KÖTÜ GÜNLERE GÜNEŞ GİBİ DOĞMAYA ÜMİDİN DİYARINDAN BAŞLAMAYA GELDİK
Konya'da düzenlenen geniş katılımlı toplantıya Mevlana’nın bir şiirine atıf yaparak başlayan Koray Aydın “kötü günlere güneş gibi doğmaya, ümidin diyarından
Konya’dan başlamaya geldik” dedi. Coşkulu bir kalabalığa hitap eden Aydın, referanduma sunulan Anayasa değişiklik teklifini sert bir şekilde eleştirdi. İktidarın kendisinin bile inanmadığı bir sistemi, millete inandırmaya çalıştığını kaydeden Aydın, ne istediğinin farkında olmayan Başbakanın kapı kapı gezerek kendisine ihtiyaç olmadığını söylediğini anlattı.Koray Aydın şöyle devam etti: “
Bunlar önce başkanlık sistemi dediler olmadı, yarı başkanlık dediler olmadı, partili cumhurbaşkanlığı dediler olmadı, şimdi de cumhurbaşkanlığı hükümet sistemi diyorlar.

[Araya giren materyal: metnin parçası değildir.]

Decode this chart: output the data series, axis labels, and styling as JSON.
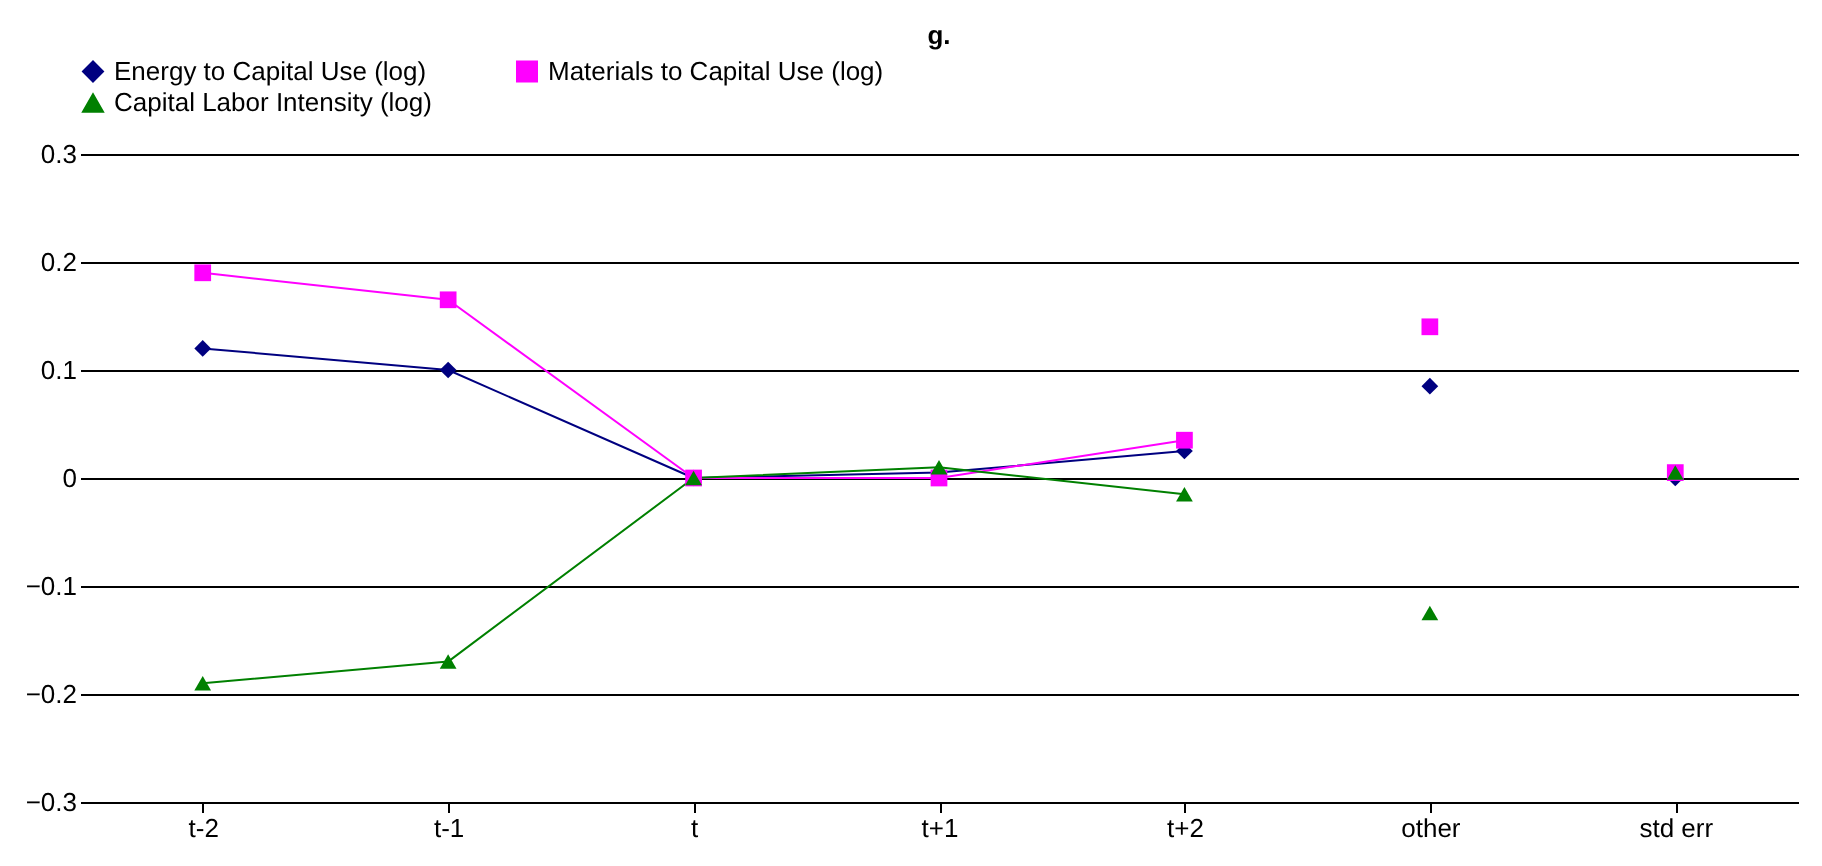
{
  "chart_data": {
    "type": "line",
    "title": "g.",
    "categories": [
      "t-2",
      "t-1",
      "t",
      "t+1",
      "t+2",
      "other",
      "std err"
    ],
    "series": [
      {
        "name": "Energy to Capital Use (log)",
        "color": "#000080",
        "marker": "diamond",
        "values": [
          0.12,
          0.1,
          0,
          0.005,
          0.025,
          null,
          null
        ]
      },
      {
        "name": "Materials to Capital Use (log)",
        "color": "#ff00ff",
        "marker": "square",
        "values": [
          0.19,
          0.165,
          0,
          0,
          0.035,
          null,
          null
        ]
      },
      {
        "name": "Capital Labor Intensity (log)",
        "color": "#008000",
        "marker": "triangle",
        "values": [
          -0.19,
          -0.17,
          0,
          0.01,
          -0.015,
          null,
          null
        ]
      },
      {
        "type": "scatter",
        "color": "#000080",
        "marker": "diamond",
        "values": [
          null,
          null,
          null,
          null,
          null,
          0.085,
          0
        ]
      },
      {
        "type": "scatter",
        "color": "#ff00ff",
        "marker": "square",
        "values": [
          null,
          null,
          null,
          null,
          null,
          0.14,
          0.005
        ]
      },
      {
        "type": "scatter",
        "color": "#008000",
        "marker": "triangle",
        "values": [
          null,
          null,
          null,
          null,
          null,
          -0.125,
          0.005
        ]
      }
    ],
    "ylim": [
      -0.3,
      0.3
    ],
    "yticks": [
      -0.3,
      -0.2,
      -0.1,
      0,
      0.1,
      0.2,
      0.3
    ],
    "grid": "y",
    "legend": "top",
    "line_style": "solid"
  }
}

Bunlar ne zaman kendilerinden olmayan çocuğa isim koymaya kalktılar, bu millet çok acı çekti'' dedi.Sözde çözüm sürecine konulan isimleri örnek gösteren Koray Aydın, başlangıçta “açılım”, “Kürt açımı”, “demokratik açılım” ve “milli birlik ve kardeşlik açılımı” denen ve tam olarak tanımlanamayan politikaların Türkiye’ye faturasının çok ağır olduğunu, basiretsiz, başarısız ve beceriksiz politikalar sonucunda birçok vatan evladının şehit olduğunu belirtti.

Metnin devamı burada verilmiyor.